|View single post by 39th Miss. Walker|
|Posted: Thu Dec 6th, 2007 02:30 pm||
39th Miss. Walker
|While it is true the majority of slaveholders did invest in land and more slaves it was not true that it was totally by choice. By this I mean the Northern Industrialist and banks had a strangle hold on industry and industrial development. The last thing they wanted was a competing South. Just as England had a strangle hold on the mills.
To answer about the yeoman farmer of the early 1800's to the time of the CW, in the vast majority of the cases, particularly in Mississippi, South Carolina, Alabama the farmer had very little to sell or buy. His main "exports" were hogs and a few cattle and maybe a little corn. The cotton, rice and tobacco was dominated by the large plantations, all of which are very labor intensive needing the slave labor.

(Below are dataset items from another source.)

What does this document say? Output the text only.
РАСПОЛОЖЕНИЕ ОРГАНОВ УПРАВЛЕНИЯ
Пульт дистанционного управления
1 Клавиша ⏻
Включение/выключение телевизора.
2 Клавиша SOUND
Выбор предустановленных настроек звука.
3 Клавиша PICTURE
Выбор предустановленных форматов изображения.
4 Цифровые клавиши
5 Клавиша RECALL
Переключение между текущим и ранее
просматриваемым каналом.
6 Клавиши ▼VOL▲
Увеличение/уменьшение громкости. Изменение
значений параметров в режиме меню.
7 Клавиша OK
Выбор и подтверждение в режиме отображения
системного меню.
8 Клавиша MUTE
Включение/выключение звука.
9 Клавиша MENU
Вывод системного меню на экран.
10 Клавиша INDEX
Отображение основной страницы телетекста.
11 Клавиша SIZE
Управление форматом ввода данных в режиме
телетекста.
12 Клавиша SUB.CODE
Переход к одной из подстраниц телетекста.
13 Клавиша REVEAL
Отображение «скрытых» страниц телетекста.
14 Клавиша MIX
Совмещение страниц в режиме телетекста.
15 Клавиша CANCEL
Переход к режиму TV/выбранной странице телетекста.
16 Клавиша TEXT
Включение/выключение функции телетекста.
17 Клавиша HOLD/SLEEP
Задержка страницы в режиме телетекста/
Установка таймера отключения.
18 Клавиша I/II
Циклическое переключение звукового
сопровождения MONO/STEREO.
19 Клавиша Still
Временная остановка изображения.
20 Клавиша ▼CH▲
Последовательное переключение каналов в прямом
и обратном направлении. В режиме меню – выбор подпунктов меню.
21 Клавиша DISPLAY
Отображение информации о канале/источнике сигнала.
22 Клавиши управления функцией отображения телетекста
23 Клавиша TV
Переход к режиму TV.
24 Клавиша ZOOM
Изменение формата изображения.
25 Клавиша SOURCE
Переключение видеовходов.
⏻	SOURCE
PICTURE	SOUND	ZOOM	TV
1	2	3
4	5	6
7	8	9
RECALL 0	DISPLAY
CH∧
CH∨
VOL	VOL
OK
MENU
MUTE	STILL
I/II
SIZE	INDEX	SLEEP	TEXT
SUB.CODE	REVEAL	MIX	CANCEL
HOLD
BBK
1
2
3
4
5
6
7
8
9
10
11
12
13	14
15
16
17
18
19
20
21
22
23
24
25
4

So when market day did come the farmer would drive his livestock to a major city, sell them and buy a few staples. Maybe that plow or cloth for clothing, if it wasn't made on the farm. Their farms were not run for profit but substance.
I many cases the wife worked the fields alongside their husbands then worked late into the night carding and spinning cotton to make their clothes. But I digress.
The point I was making was if there were no slaves there would not be a cotton, rice or tobacco industry as we knew it. Therefore the South would have been populated by small farms with no political or economic will to secede or fight a war.
The plantation society with it's wealth, and protectionist attitude did give the South the will and means to secede. However if the North had not burdened the South with the tariffs and the political status quo had been maintained regardless of the slavery issue then there would have been no war.
Any time one faction seeks to dominate another whether for political, economic or social gain then there will be the chance of war.